Wednesday, May 20, 2009

NO SENSE GETTING CHARGED UP ABOUT THIS

5/20/09

Yesterday, the Senate passed much ballyhooed restrictions on credit card companies, restricting at least the timing of the rate increases they can impose on overdue balances, requiring greater disclosure of charges and policies, barring over-limit fees unless the holder consents to such fees, allocating payments to higher interest rate balances, and, generally, making it more difficult for extenders of these unsecured credit lines to price for the risk involved in the granting of such parlous credit. The House will soon go along with the plan, which was, as it turns out, largely unnecessary because essentially the same restrictions would have gone into effect under Fed rules by July, 2010. What this bill does is move up those rules by a whopping five months, to February, 2010, and give our public servants yet another opportunity to grandstand.

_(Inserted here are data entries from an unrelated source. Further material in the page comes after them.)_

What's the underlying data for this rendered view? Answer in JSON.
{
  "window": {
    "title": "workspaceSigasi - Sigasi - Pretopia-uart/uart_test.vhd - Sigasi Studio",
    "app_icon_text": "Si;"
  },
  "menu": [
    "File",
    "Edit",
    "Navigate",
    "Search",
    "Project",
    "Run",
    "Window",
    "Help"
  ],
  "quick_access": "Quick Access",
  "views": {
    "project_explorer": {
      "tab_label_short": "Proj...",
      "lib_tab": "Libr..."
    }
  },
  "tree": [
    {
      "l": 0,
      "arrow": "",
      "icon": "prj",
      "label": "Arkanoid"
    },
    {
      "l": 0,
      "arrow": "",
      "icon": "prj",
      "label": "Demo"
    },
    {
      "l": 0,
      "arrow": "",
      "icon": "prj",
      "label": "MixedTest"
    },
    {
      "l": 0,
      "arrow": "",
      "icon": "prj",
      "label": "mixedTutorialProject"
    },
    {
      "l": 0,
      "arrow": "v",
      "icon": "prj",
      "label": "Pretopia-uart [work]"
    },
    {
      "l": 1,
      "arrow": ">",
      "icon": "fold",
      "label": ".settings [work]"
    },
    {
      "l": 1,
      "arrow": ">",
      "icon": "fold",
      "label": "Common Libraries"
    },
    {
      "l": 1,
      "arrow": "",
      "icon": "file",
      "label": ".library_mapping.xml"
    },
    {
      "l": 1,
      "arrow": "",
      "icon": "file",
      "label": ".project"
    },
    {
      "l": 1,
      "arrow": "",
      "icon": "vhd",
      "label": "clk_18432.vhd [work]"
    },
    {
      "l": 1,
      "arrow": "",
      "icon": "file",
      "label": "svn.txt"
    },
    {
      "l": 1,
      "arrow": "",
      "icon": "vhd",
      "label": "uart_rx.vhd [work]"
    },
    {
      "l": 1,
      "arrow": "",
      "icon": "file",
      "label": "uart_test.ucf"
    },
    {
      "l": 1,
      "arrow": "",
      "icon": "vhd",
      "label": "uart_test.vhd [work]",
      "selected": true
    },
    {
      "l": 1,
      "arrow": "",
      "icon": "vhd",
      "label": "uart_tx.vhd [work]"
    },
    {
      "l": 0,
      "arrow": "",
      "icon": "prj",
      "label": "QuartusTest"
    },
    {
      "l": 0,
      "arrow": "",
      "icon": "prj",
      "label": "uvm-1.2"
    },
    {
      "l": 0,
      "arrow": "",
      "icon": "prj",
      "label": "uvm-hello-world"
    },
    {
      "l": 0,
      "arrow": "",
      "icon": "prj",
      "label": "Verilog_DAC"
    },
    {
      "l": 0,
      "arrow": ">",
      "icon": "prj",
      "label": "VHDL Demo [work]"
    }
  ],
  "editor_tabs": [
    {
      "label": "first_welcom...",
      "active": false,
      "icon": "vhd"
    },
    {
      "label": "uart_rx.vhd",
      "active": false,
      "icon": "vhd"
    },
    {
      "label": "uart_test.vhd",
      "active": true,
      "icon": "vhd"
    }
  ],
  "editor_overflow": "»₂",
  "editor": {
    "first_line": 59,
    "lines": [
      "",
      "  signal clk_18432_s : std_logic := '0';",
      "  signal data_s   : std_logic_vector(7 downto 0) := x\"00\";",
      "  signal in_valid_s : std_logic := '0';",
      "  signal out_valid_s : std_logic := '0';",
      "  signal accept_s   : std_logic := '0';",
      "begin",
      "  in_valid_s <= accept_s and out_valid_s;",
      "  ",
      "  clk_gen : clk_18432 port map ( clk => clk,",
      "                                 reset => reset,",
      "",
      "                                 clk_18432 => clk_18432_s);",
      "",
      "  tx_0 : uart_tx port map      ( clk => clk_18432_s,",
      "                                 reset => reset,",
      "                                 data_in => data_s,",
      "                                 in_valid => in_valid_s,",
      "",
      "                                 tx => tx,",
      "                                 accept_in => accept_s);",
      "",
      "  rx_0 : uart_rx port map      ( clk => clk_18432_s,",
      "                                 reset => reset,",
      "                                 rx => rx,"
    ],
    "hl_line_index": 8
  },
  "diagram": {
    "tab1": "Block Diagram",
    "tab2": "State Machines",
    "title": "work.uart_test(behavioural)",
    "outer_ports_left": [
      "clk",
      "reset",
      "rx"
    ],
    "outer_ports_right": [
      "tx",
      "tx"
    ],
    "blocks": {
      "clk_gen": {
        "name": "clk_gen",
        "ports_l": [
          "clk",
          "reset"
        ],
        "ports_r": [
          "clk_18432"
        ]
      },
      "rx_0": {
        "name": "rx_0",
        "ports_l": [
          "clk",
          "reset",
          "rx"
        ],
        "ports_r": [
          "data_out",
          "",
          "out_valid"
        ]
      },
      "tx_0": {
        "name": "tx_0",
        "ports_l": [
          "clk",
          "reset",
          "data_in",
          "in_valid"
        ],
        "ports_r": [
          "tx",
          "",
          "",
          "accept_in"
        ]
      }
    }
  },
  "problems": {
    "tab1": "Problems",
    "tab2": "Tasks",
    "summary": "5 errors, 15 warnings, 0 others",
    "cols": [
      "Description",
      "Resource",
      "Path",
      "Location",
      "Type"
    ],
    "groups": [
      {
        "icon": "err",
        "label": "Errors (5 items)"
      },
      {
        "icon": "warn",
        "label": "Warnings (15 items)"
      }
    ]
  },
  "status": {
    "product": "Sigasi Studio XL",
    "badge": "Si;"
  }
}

The obvious counter to the perceived need to punish the credit card industry for extending credit to people who otherwise would be left to the tender mercies of payday loan operations, pawn shops, or guys who take knee caps as collateral is to tell people that if they don’t like the terms demanded by their credit providers perhaps they ought to forego credit cards or at least pay their bills in full every month; i.e., live within their means and/or use their credit cards for convenience (i.e., as charge, rather than credit, cards) if they feel they cannot conduct their lives without a credit card. However, what would have seemed like the very essence of common sense to a prior generation now seems so crass and cruel that one who has the audacity to suggest living within one’s means risks castigation as being cold, uncaring, and completely unsympathetic to the plight of those who somehow feel compelled to borrow at rates that would make the late Sam “Moony” Giancana and his associates envious. You can just hear it now: “You mean you want me to live without a flat screen? And eat at places like Denny’s? And forego the mini-bar? You monster! Have you no sympathy? How much sacrifice can you demand from this generation?”

One of the predictable consequences of banks’ being unable to price their unsecured credit lines for risk will be, besides pulling back on credit and thus opening new avenues of opportunity for the aforementioned pay day loan usurers, pawn shops, and leg breakers, will be the reimposition of annual fees for credit cards and the desweetening, if you will, of rewards programs for all cardholders, even those who pay their bills in full each month and thus use their cards for convenience and to save a few bucks on a car, vacation, or gasoline. So, once again, the government is punishing the responsible in order to prevent the irresponsible from bearing the consequences of their actions. This, of course, is par for the course; modern government is seemingly set up to punish responsible behavior and reward irresponsible behavior. This, of course, leads to more irresponsibility which creates the need for more government, creating a self-perpetuating business model for blowhard politicians. Nice work if you can get it.

So, yes, people who pay their credit card balances in full each month will probably get hit with annual fees and watered down, or eliminated, rewards programs. But I say “So what?” I know at least one such defier of modern financial wisdom who will simply cancel all his cards that demand an annual fee and will similarly cancel, or not use, those cards with stingy, or newly non-existent, rewards programs. If all of his cards demand annual fees, he will simply use a debit card. If fees are demanded for debit cards, he will (Saints preserve us!) pay with cash. It’s no big deal. He can live without credit and will do just fine. If all consumers had the same attitude toward credit, we wouldn’t be having this national discussion regarding punishing those big, mean credit card companies.

Whether our modern economic system, which has at its very foundation profligate use of credit and living beyond one’s means, could survive an outbreak of financial rectitude is another matter. Perhaps we would have to modify the system, to adapt it to the frugal, responsible model that was in place when this nation was becoming the economic superpower it once was. But I am being uncharacteristically starry-eyed and optimistic to even admit the possibility that the typical third millennium American could bear the unbearable sacrifice that living within one’s means entails.